The loss of academic inclusion for the university may concern some, but more devastating is the trauma caused to LGBTQ students who navigate a campus environment that is so unattractive to professional colleagues.

When the First Presidency announced the rescission of the November 2015 policy, it stated that “immoral conduct in heterosexual and homosexual relationships will be treated in the same way.” When the new honor code removed written restrictions on “all forms of physical intimacy that give expression to homosexual feelings,” it appeared to implement this stated equalization.

Instead, we witnessed everything that could possibly go wrong when the policy arm of the Church Educational System and the enforcement arm of the Honor Code Office are not on the same page before a major policy change. The roll out and roll back of the updated Honor Code was not only unprofessional, but highly irresponsible and injurious.

For two weeks, the public infighting and power struggles at the highest levels of The Church of Jesus Christ of Latter-day Saint’s educational system over the Honor Code created a dangerous ambiguity. It placed vulnerable LGBTQ students squarely in harm’s way when the commissioner of the Church Educational System finally issued a jolting reversal, declaring “same-sex romantic behavior cannot lead to eternal marriage and is therefore not compatible with the principles included in the Honor Code.” The “homosexual behavior” clause, though removed from the Honor Code, remains in force as an unwritten rule.

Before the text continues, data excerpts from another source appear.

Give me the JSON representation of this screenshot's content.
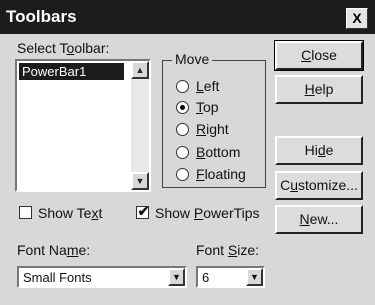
{
  "window": {
    "title": "Toolbars",
    "close_glyph": "X"
  },
  "toolbar_list": {
    "label_pre": "Select T",
    "label_key": "o",
    "label_post": "olbar:",
    "items": [
      "PowerBar1"
    ],
    "scroll_up_icon": "▲",
    "scroll_down_icon": "▼"
  },
  "move_group": {
    "title": "Move",
    "options": [
      {
        "key": "L",
        "rest": "eft",
        "checked": false
      },
      {
        "key": "T",
        "rest": "op",
        "checked": true
      },
      {
        "key": "R",
        "rest": "ight",
        "checked": false
      },
      {
        "key": "B",
        "rest": "ottom",
        "checked": false
      },
      {
        "key": "F",
        "rest": "loating",
        "checked": false
      }
    ]
  },
  "buttons": {
    "close": {
      "key": "C",
      "rest": "lose"
    },
    "help": {
      "key": "H",
      "rest": "elp"
    },
    "hide": {
      "pre": "Hi",
      "key": "d",
      "rest": "e"
    },
    "customize": {
      "pre": "C",
      "key": "u",
      "rest": "stomize..."
    },
    "new": {
      "key": "N",
      "rest": "ew..."
    }
  },
  "checkboxes": {
    "show_text": {
      "label": "Show Te",
      "key": "x",
      "rest": "t",
      "checked": false
    },
    "show_tips": {
      "label": "Show ",
      "key": "P",
      "rest": "owerTips",
      "checked": true,
      "mark": "✔"
    }
  },
  "font_name": {
    "label_pre": "Font Na",
    "label_key": "m",
    "label_post": "e:",
    "value": "Small Fonts",
    "arrow_icon": "▼"
  },
  "font_size": {
    "label_pre": "Font ",
    "label_key": "S",
    "label_post": "ize:",
    "value": "6",
    "arrow_icon": "▼"
  }
}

Unwritten rules mask prejudice and cause real damage.

CES appears blatantly dishonest attempting to veil discriminatory policies from academic societies, professional associations or the NCAA by removing prescriptive anti-homosexual behavior from the stated Honor Code, only to enforce such as unwritten law reviewed beyond public view on a case-by-case basis regarding romantic intent. There is no required determination of romantic intent regarding heterosexual relationships.

Furthermore, CES does not define specific “forms of physical intimacy that give expression to homosexual feelings” that would be honor code violations. Such discrimination and ambiguity is harmful and gives the Honor Code Office undue power over LGB students, stoking fear over violating a set of unwritten rules as compared to their heterosexual peers.

This must stop.

All students have the right, regardless of sexual orientation to enjoy chaste, affectionate public behavior without any fear of reprisal. LGB students are worthy of the same rights, protections, and freedom of loving expressions which are afforded their heterosexual peers.

LGB students are not seeking relief from the law of chastity. They are aware of the church’s teachings on marriage, including that the church does not “counsel that heterosexual marriage is a panacea.” They only seek the same opportunity to enjoy a fullness of joy and expression during their university years that their heterosexual peers are encouraged to have — not by way of exception, but by inclusion.

The church states that “it is unethical to focus professional treatment on an assumption that a change in sexual orientation will or must occur ... the individual has the right to define the desired outcome.” We believe that church education policies surrounding sexual minorities must be brought into alignment with these stated principles.

We recognize that gender identity is not addressed in the new Honor Code. Transgender students face higher ambiguity and greater safety concerns than their LGB cisgender peers. They must not be forgotten in this transitional moment.

We renounce any efforts that read into the stated Honor Code any restrictive elements based upon individual prejudice or bias that places one group of students above another in terms of right of expression.

To all our LGBTQ students, you are worthy and equal no matter where you choose to be, in your family, in worship, in school, in work, and in who you love.

Nathan Kitchen


Laurie Lee Hall


Nathan Kitchen is the president, and Laurie Lee Hall is the senior vice president, of Affirmation, LGBTQ Mormon Families and Friends.